Estoy a punto de decirle que si es mal momento me voy, comprendo que se sienta incómodo, sólo aparecí porque es mejor hacerlo cuanto antes, no vaya a ser que con el ajetreo del entierro se olviden pequeños detalles, se mezclen las versiones de unos y de otros, se confundan los recuerdos. Pero no llego a abrir la boca porque una voz infantil surge de la penumbra del pasillo, una voz que chilla risueña como una herejía rompiendo el duelo de una casa sin amo, y una pequeña rubia, de pelo largo y camisón azul cielo aparece corriendo y se lanza sin mirar, como una falsa suicida convencida de que va a haber alguien bajo su ventana para sostenerla, a los brazos de Esteban. Una vez instalada en el cómodo refugio del regazo de su hermano, imagino que Alicia, la mediana, pues aparenta unos seis años, me mira como sólo las crías hiperprotegidas pueden hacerlo, no como los niños a los que sus padres avisan de que no se deben aceptar caramelos de extraños, no como los niños que llegan a casa con la nariz sangrando tras una pelea en el patio, no como los que siempre son los últimos en ser recogidos en la puerta del colegio porque hoy mamá también ha salido tarde del trabajo.

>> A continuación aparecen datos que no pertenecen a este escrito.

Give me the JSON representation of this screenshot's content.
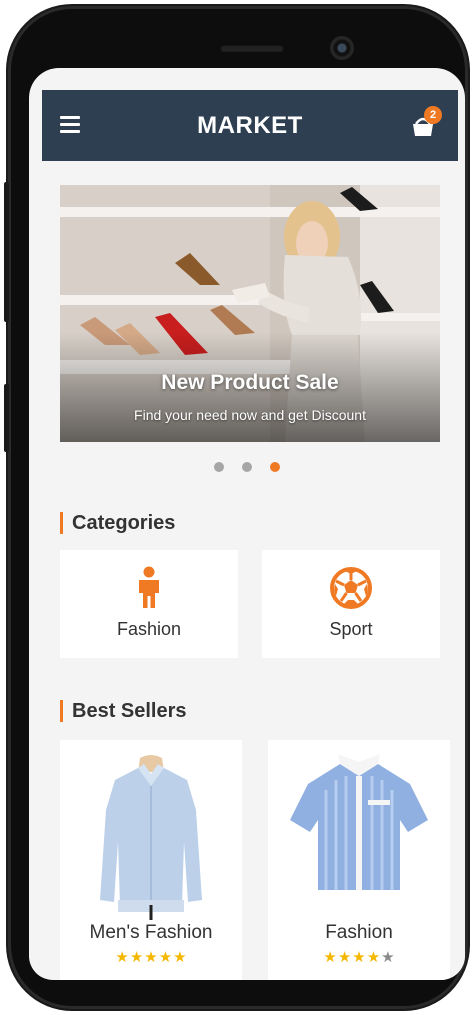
{
  "header": {
    "title": "MARKET",
    "cart_count": "2"
  },
  "banner": {
    "title": "New Product Sale",
    "subtitle": "Find your need now and get Discount",
    "slides": 3,
    "active_slide": 3
  },
  "categories": {
    "heading": "Categories",
    "items": [
      {
        "label": "Fashion",
        "icon": "person-icon"
      },
      {
        "label": "Sport",
        "icon": "soccer-ball-icon"
      }
    ]
  },
  "best_sellers": {
    "heading": "Best Sellers",
    "items": [
      {
        "name": "Men's Fashion",
        "rating": 5,
        "max_rating": 5
      },
      {
        "name": "Fashion",
        "rating": 4,
        "max_rating": 5
      }
    ]
  },
  "colors": {
    "header_bg": "#2e3f52",
    "accent": "#f07a24",
    "star_filled": "#f5b800",
    "star_empty": "#8a8a8a"
  }
}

No, esta niña es como las princesas de los cuentos, es bella en la máxima acepción de la palabra. No linda ni mona ni graciosa, sino bella como una bailarina de Degas, como una muñequita de porcelana que nunca se ha roto y no han tenido que pegar, perfecta como sólo puede serlo quien no conoce el recelo, etérea como sólo se lo permitiría un hada que no concibe el pecado, altiva como las hijas del zar que no han hecho otra cosa en su vida más que mandar, insólita como la existencia de alguien que nunca ha tenido que suplicar, traídas y llevadas, peinadas y vestidas por sirvientes, adoradas como deidades por manos famélicas de belleza, por padres henchidos de riquezas. Esta niña no tiene miedo, y tal vez por eso me mire tan desnuda, tan directa, tan inocente.
– Soy Alicia. ¿Quién eres TÚ? -me pregunta muy seria.
– Clara -respondo incómoda por la fría disección de sus ojos de gacela serenos, inhumanos quizás, indiscretos como los de cualquier niño pero a la vez inquietantes. No recuerdo haber estado nunca ante un ser vivo tan perfecto y consciente de serlo a tan corta edad.
– Mi padre se ha muerto, ¿sabes? -dice tras unos segundos de intenso escrutinio. Yo me quedo muda, no tengo mucha maña con los críos, y menos con los tan asquerosamente seguros de sí mismos. No sé qué decirle. Ni idea.
– Vaya -balbuceo-, lo siento mucho.
– Mi madre llora, mi hermano está muy enfadado y, además, no sé quién me va a cepillar ahora el pelo por las noches -enumera con precisión-. ¿Qué tienes ahí? ¿Me has traído algo porque mi padre se ha muerto?
– Sí… -y me acerco, le enseño lo que ocupa mis manos y se lo tiendo casi con una reverencia, como si fuera una ofrenda a los dioses.
– Es un gatito con un lazo verde -constata-. ¿Cómo se llama?
– Panocha. ¿Te gusta?
Extiende una mano y lo acaricia con la punta de sus dedos de uñas diminutas y brillantes mientras éste dormita entre las mías y deja escapar un leve quejido, ni siquiera un ronroneo, y sus bigotes largos y blancos tiemblan con levedad. Ella se vuelve hacia Esteban, le mira fijamente y anuncia:
– Me lo voy a quedar. Dormirá en mi cuarto, en un cojín sobre mi cama, y le pondremos el cajón de arena en la terraza para que pueda salir cuando quiera.
– Tendrás que preguntar antes a tu madre y a tus hermanas -responde él, y me lanza con los ojos entrecerrados la típica mirada recriminatoria, porque cómo se me ocurre ofrecer tal caramelo de pelos y hocico naranja sin consultárselo.
– La decisión está tomada -responde resuelta.
– Tú lo que eres es una lianta y una egoísta. El gatito será para las tres.